The project provides an integrated irrigation-energy planning framework to identify groundwater irrigation development potentials in Ethiopia under three energy solutions: grid-connected electricity, off-grid solar PV, and diesel. It presents least cost energy options to produce vegetables, maize, wheat, and pulses with small scale irrigation in different parts of the country under combined biophysical and socioeconomic constraints.
The project involves modeling irrigation water demand for the selected crops, estimating energy requirements for irrigation, estimating the costs of meeting the energy requirements under the three energy options, and estimating the national irrigation development potential in Ethiopia with a cost-effective placement of the energy options.
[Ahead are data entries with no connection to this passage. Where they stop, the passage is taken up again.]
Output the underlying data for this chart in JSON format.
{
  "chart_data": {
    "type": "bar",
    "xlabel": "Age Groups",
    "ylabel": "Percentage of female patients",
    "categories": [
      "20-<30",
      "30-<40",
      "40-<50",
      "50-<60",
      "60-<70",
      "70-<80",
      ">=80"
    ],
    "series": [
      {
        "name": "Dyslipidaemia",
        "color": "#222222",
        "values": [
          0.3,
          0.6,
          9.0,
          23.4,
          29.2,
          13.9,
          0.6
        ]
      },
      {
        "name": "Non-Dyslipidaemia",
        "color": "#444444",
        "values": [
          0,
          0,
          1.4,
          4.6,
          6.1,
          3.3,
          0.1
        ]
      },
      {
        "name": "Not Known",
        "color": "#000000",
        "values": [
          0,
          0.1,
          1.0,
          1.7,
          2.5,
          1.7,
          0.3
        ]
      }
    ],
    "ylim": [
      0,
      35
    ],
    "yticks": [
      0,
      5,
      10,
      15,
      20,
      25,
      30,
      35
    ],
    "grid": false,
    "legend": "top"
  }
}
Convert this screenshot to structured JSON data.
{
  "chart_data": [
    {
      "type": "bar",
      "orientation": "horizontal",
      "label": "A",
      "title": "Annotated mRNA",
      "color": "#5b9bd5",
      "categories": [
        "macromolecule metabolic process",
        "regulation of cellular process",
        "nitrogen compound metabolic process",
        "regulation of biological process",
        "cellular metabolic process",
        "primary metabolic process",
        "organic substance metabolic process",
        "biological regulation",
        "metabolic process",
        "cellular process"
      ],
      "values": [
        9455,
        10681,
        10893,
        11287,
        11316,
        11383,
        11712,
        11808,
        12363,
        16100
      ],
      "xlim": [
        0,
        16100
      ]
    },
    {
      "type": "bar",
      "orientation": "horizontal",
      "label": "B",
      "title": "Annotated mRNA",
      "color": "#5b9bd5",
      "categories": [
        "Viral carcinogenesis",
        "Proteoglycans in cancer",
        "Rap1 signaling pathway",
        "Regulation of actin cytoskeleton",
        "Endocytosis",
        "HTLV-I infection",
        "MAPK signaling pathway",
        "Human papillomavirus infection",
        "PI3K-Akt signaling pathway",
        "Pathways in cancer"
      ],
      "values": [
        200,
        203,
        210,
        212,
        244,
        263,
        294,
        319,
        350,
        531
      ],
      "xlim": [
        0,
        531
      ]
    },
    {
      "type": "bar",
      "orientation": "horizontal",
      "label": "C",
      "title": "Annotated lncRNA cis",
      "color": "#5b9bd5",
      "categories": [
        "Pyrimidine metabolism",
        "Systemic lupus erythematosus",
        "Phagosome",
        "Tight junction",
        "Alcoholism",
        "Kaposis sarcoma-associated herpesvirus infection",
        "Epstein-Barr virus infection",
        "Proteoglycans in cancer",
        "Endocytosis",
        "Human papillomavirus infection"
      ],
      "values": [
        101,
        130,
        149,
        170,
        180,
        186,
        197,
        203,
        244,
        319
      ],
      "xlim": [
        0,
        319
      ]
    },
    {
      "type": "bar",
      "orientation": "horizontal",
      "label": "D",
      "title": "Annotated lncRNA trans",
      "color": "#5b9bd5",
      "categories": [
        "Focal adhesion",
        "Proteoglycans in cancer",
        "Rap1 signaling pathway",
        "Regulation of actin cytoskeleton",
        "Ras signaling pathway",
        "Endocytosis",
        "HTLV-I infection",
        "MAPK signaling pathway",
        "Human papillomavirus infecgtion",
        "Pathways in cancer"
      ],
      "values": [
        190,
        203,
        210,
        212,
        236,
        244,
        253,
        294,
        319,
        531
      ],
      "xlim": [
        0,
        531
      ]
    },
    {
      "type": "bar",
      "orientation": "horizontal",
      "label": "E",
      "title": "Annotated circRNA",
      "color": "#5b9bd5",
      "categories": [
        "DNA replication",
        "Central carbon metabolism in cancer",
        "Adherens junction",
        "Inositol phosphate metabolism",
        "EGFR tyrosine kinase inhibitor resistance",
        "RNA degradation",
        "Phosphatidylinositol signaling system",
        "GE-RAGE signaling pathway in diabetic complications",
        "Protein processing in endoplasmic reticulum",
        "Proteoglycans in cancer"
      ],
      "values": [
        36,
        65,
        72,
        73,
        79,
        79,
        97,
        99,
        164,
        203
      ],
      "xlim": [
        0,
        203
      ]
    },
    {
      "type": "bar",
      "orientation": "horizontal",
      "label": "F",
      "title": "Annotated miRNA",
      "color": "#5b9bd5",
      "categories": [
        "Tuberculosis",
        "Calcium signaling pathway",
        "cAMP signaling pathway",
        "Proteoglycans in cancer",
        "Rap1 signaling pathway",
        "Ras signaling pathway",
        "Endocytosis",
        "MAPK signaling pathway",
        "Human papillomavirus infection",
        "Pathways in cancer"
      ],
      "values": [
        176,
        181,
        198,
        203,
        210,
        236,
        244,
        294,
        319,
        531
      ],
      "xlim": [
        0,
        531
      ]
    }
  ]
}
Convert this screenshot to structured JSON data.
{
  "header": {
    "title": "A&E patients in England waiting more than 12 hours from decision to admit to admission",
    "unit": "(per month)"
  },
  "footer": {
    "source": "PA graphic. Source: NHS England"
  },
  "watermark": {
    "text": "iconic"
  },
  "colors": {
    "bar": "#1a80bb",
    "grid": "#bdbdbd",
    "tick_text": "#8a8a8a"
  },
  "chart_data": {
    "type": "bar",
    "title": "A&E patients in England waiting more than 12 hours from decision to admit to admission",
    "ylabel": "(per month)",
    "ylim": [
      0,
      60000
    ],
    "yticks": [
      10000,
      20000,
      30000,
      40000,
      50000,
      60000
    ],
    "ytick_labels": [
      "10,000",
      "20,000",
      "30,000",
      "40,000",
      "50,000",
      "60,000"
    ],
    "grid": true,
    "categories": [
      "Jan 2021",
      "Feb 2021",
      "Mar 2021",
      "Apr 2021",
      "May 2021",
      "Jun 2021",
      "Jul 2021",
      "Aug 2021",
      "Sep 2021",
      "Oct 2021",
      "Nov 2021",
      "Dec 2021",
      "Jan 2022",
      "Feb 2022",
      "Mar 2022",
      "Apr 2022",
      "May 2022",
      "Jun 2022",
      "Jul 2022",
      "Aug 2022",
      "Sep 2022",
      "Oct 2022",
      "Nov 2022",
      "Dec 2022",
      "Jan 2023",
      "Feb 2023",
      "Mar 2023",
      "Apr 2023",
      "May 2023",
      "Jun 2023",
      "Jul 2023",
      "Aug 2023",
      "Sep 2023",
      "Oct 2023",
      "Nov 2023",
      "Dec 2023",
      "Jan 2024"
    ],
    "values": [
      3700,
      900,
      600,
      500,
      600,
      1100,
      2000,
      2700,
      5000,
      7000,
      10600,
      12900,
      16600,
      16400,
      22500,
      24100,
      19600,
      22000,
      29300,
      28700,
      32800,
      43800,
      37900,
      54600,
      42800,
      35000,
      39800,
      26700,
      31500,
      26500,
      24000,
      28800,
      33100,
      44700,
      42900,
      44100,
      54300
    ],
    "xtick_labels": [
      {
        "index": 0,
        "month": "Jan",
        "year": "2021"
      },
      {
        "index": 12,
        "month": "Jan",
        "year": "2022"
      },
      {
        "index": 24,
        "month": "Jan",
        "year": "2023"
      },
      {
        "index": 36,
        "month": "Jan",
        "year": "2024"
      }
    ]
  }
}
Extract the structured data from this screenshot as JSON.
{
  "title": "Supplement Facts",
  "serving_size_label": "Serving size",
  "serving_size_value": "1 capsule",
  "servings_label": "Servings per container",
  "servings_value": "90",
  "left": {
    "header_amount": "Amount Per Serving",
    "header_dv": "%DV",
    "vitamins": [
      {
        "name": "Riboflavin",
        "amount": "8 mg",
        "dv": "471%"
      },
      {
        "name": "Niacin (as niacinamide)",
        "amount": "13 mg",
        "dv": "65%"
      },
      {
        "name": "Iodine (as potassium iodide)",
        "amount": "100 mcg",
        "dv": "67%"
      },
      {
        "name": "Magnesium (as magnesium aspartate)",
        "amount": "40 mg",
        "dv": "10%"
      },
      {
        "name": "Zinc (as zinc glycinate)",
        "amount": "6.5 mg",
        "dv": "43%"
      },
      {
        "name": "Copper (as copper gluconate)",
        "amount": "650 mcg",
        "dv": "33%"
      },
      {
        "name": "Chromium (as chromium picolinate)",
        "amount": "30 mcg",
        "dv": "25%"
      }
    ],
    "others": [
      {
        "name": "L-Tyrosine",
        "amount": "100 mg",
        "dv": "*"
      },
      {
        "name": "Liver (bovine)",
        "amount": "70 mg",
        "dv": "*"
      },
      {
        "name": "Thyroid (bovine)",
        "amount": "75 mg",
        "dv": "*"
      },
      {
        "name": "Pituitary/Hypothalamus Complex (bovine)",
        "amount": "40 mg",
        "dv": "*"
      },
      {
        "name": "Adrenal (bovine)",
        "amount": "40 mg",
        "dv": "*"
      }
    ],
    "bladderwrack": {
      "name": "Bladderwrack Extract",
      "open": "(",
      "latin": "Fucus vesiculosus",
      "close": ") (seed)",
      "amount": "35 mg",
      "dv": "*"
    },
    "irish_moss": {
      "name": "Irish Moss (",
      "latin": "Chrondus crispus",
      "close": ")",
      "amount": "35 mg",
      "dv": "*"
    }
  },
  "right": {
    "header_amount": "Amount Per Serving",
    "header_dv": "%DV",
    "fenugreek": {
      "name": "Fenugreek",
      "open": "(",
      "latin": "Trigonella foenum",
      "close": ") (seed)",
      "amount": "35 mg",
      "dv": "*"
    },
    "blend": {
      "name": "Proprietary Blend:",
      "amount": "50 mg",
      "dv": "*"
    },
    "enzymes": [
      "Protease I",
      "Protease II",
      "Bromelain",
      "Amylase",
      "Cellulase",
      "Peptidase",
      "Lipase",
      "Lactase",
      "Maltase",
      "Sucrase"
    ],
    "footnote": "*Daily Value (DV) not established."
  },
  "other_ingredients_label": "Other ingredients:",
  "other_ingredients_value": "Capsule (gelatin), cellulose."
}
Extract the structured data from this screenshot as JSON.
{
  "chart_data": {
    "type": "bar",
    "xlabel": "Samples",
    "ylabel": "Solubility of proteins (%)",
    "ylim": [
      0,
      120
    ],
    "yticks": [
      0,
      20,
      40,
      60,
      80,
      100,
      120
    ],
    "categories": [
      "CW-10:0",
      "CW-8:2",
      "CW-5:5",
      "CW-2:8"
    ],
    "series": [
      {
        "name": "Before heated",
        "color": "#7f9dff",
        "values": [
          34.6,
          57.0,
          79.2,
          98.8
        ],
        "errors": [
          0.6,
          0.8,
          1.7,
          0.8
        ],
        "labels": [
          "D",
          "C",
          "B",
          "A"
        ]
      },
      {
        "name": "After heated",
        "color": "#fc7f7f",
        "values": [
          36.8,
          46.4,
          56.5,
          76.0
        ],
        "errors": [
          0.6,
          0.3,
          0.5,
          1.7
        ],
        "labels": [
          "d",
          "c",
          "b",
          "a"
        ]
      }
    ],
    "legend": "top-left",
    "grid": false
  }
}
The project updated previous irrigation suitability maps for Ethiopia with spatially explicit least-cost energy alternatives for irrigation development with groundwater resources. The analysis shows that by 2030, there is a potential to add more than 1.05 million hectares of groundwater irrigated area to produce maize, wheat, vegetables, and pulses with small scale irrigation in Ethiopia, and off-grid energy solutions, including solar PV, will play important roles in the effort to develop groundwater-based irrigated agriculture in the country. For about 25 percent of this potential, solar irrigation is the most cost efficient, while on-grid electricity is the most cost efficient for about 43 percent of the potential. Diesel is the most cost efficient of the three energy options for about 32 percent of the potential. The methodological details and assumptions of the study, along with crop specific variations in the results, are provided in an EEG working paper by Xie and Mekonnen (2022) and the accompanying policy brief.
In addition, the project includes micro-econometric studies on how net crop returns differ by the type of energy source used to access water for irrigation and on households’ choices of electric appliances.